Further, in the above embodiment, the spring member 12 is formed integrally with the rotary shaft portion 4, but it may be separately formed as a separate member and then attached integrally. Also, the mounting of the insulating substrate 3 in the case 2 is
The means is not limited to the adhesive A as in the above embodiment, and other means may be used. Further, the insulating substrate 3 may be attached to the case 2 with the adhesive A and the thermosetting resin S may not be formed.

<Effects of the Invention> As described above, according to the present invention, the rotation torque can be obtained by the elastic member provided on the rotation shaft portion. Therefore, it is no longer necessary for the slider to be pressed against the resistance pattern with an elastic contact force that is larger than necessary. Therefore, the resistance pattern is less likely to be scraped off due to the sliding of the slider, and it becomes possible to apply an appropriate rotational torque to the rotary shaft portion without causing the inconvenience of electrical noise.

Further, during the manufacturing of this variable resistor, it has become possible to apply the heating required for resin curing of the adhesive and the thermosetting resin layer in a state where the elastic body is not elastically deformed. Therefore, the elastic body is thermally deformed by heat to weaken its elastic repulsion force, and the disadvantage that a sufficient rotation torque cannot be applied to the rotation shaft portion does not occur.

Further, during normal use, the extended end of the elastic body does not enter the recess, and the engagement between the extended end and the recess does not hinder the rotation of the rotating shaft portion.

[Brief description of drawings]

1 to 3 relate to an embodiment of the present invention. FIG. 1 is a longitudinal sectional view, FIG. 2 is a sectional view taken along line II-II of FIG. 1, and FIG. FIG. 3 is a sectional view similar to FIG. 2.
FIG. 4 is a sectional view similar to FIG. 2 according to another embodiment. FIG. 5 is a vertical sectional view of a conventional example. 6 to 7 relate to a variable resistor for explaining the basic structure of the present invention, FIG. 6 is a vertical sectional view, and FIG. 7 is a sectional view taken along line VII-VII of FIG. 1 …… Variable resistor 2 …… Case 2a, 2b …… Case opening 3 …… Insulating substrate 3a …… Insulating substrate inner surface 3b …… Insulating substrate side 3c …… Insulating substrate outer surface 4 …… Rotating shaft 5 …… Slider 7a …… Storing recess peripheral surface (case inner peripheral surface) 8 …… Resistance pattern 10 …… Flange (rotating shaft lower end) 10a …… Flange peripheral surface (rotating shaft outer peripheral surface) 12: Spring member (elastic body) 12a: Extended end of spring member 13: Recess A: Adhesive S: Thermosetting resin layer

Claims (1)

[Claims] 1. A case (2) having upper and lower openings; an insulating substrate (3) mounted in the case (2) and provided with a resistance pattern (8) on an inner surface (3a) of the case.
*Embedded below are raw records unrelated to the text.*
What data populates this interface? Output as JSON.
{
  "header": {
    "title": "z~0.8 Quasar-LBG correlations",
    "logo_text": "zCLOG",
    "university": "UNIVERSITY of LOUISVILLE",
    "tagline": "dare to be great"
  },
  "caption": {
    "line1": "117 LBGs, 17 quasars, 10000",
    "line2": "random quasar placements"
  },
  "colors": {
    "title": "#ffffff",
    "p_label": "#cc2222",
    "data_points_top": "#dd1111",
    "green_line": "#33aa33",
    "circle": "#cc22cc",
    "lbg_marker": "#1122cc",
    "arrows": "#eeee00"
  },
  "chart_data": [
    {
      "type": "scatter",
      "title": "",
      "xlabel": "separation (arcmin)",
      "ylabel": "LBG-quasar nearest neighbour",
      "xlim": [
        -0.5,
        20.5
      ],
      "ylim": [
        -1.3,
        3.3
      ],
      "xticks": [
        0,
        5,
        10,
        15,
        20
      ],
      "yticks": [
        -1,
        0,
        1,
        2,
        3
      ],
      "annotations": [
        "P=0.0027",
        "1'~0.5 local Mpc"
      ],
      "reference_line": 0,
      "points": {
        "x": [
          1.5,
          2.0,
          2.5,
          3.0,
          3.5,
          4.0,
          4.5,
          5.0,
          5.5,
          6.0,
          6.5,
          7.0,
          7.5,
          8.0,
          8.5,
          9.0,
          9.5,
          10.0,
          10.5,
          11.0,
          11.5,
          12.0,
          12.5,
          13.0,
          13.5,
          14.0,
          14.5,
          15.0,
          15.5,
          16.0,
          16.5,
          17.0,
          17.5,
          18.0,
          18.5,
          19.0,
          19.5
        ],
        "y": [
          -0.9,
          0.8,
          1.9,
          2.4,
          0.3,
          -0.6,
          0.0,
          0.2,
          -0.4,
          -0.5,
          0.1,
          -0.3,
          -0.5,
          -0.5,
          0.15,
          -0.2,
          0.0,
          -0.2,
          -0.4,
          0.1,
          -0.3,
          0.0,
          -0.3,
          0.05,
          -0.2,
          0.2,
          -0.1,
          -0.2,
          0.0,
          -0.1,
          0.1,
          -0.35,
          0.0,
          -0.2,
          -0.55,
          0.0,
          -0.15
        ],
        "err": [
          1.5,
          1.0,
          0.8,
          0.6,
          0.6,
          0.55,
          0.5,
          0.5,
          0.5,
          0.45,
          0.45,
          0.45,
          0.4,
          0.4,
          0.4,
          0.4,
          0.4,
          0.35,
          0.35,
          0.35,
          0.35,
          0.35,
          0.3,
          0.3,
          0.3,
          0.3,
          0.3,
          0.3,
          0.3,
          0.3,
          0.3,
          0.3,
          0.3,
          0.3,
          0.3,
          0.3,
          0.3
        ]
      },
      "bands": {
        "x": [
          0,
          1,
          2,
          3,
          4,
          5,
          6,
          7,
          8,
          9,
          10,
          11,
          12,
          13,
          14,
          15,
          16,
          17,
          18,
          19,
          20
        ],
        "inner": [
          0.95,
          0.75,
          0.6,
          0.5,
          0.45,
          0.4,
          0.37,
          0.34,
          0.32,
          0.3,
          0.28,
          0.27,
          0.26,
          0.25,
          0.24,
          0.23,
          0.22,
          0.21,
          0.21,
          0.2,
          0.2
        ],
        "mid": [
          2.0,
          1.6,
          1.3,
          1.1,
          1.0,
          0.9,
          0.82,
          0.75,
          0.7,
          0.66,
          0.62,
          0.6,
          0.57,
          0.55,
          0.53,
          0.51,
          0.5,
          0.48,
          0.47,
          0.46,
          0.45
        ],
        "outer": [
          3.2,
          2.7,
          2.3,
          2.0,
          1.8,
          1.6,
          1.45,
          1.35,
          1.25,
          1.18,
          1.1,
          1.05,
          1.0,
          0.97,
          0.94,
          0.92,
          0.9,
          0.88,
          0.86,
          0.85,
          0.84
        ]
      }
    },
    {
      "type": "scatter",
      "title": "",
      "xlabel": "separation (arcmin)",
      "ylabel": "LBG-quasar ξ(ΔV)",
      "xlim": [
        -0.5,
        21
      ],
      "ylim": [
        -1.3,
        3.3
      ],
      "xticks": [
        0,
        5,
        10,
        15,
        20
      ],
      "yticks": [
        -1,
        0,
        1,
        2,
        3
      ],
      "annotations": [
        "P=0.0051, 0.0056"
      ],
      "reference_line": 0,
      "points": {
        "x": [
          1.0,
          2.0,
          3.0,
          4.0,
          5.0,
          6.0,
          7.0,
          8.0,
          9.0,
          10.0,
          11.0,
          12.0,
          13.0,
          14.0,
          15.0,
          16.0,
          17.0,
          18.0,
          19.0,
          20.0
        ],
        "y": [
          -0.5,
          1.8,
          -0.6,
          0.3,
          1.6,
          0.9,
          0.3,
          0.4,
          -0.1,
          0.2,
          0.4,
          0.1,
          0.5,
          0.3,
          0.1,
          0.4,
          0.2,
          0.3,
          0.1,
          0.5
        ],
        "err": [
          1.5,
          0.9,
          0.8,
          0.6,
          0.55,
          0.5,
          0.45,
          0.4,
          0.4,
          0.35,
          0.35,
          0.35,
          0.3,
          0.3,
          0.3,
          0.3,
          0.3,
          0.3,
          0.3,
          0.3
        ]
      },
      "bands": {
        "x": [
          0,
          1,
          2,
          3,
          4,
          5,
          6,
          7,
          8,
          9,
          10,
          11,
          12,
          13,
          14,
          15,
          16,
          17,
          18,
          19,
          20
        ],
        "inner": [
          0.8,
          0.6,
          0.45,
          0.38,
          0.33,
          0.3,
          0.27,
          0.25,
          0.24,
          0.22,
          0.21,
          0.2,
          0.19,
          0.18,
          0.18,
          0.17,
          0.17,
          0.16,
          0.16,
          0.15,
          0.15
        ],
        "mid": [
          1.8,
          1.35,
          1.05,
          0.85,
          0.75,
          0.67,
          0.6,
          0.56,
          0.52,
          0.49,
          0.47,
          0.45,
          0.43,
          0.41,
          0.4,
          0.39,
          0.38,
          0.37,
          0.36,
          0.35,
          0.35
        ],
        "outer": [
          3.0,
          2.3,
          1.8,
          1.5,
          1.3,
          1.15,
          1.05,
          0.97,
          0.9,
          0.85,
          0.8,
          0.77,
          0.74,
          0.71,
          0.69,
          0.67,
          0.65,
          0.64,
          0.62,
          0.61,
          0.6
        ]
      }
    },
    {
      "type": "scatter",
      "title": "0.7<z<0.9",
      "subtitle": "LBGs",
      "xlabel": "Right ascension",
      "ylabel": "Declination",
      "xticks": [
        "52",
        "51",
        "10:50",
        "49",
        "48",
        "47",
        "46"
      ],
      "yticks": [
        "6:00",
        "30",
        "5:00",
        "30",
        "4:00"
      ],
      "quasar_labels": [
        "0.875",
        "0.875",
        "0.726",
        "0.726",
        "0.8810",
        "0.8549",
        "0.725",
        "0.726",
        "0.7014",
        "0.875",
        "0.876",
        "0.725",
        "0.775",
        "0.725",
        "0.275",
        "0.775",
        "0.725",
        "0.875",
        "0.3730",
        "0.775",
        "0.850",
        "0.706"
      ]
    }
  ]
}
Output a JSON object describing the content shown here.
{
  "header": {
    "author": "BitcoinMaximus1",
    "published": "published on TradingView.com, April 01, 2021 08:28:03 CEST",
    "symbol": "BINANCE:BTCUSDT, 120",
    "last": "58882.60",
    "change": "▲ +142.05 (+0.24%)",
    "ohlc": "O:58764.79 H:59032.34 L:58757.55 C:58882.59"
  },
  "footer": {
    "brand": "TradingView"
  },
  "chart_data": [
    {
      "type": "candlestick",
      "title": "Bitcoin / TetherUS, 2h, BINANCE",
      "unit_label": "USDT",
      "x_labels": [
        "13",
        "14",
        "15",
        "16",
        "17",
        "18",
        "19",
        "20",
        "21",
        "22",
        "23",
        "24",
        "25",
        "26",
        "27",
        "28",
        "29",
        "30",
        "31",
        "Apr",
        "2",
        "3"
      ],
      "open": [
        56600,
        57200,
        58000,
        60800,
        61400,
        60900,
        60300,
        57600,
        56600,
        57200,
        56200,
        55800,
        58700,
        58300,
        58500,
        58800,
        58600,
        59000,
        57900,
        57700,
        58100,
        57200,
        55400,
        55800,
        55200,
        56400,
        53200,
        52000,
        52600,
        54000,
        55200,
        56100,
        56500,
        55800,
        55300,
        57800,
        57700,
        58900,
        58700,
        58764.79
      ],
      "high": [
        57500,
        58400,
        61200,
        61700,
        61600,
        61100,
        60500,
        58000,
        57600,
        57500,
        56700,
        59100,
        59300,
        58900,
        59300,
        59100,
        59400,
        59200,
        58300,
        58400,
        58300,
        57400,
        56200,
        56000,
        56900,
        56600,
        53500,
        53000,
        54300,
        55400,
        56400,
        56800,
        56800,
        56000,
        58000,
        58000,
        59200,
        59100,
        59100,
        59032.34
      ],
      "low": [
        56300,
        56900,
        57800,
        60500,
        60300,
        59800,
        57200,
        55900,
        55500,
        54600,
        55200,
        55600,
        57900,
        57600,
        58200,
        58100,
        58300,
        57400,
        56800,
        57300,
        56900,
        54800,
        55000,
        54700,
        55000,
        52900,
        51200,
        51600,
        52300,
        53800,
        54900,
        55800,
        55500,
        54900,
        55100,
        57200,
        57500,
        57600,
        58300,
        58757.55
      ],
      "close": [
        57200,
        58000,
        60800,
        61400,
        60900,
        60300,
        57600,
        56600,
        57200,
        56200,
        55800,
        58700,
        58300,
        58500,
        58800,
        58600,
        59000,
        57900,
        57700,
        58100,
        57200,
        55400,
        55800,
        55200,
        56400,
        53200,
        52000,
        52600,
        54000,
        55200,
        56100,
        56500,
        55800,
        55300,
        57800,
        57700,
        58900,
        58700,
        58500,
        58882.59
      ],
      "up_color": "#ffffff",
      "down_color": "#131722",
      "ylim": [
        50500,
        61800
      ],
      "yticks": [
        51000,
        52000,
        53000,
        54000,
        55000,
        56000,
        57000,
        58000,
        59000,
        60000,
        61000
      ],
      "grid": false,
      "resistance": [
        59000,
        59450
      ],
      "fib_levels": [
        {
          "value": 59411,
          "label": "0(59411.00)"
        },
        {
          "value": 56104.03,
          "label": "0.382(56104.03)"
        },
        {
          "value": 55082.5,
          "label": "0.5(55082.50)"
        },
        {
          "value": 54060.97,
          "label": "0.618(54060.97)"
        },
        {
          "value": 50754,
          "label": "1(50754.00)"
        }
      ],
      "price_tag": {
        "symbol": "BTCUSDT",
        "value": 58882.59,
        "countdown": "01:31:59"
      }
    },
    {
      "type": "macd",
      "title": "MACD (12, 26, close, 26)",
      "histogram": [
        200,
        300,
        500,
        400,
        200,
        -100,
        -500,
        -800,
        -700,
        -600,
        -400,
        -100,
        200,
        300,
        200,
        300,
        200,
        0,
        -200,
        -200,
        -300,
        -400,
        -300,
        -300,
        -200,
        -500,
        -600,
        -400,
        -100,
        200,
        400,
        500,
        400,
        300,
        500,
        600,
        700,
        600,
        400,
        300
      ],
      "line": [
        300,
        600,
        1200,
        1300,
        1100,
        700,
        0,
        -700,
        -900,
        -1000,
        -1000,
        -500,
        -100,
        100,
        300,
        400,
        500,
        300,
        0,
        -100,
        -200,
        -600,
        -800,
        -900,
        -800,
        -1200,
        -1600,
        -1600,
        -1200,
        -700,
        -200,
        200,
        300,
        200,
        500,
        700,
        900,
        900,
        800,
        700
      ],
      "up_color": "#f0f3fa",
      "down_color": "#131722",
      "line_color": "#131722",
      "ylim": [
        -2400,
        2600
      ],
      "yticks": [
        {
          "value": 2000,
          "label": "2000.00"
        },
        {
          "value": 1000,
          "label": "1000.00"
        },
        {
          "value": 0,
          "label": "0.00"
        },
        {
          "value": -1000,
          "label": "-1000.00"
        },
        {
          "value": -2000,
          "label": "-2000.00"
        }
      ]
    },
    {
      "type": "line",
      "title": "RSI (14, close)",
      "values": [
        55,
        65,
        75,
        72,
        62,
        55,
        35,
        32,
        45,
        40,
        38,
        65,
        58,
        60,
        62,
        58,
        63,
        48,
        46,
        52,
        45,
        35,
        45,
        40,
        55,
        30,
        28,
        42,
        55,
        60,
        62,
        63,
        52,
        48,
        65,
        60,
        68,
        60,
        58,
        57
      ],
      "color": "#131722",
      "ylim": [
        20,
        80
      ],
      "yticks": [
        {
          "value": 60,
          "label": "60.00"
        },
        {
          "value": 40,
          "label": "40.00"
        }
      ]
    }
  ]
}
With the lower end (10) facing the inside of the case (3) and the lower end outer peripheral surface (10a) facing the inner peripheral surface (7a) of the case,
A rotation shaft portion (4) made of resin rotatably attached to the upper opening (2a) of the case (2) and a lower end (10) of the rotation shaft portion (4) are rotatably provided integrally with each other. Slider (5) sliding on the resistance pattern (8)
The rotating shaft portion (4) has an outer peripheral surface (10a) extending in the radial direction, and the extending end (12a) of the rotating shaft portion (4) has an inner peripheral surface (7a) of the case.
An elastic body (12) made of resin that is pressed against the elastic body (1) is provided on the inner peripheral surface (7a) of the case (2).
A recess (13) that elastically engages with the extended end (12a) of 2) is provided. A variable resistor, which is provided at a position on the resistance pattern (8) that does not slide during normal use.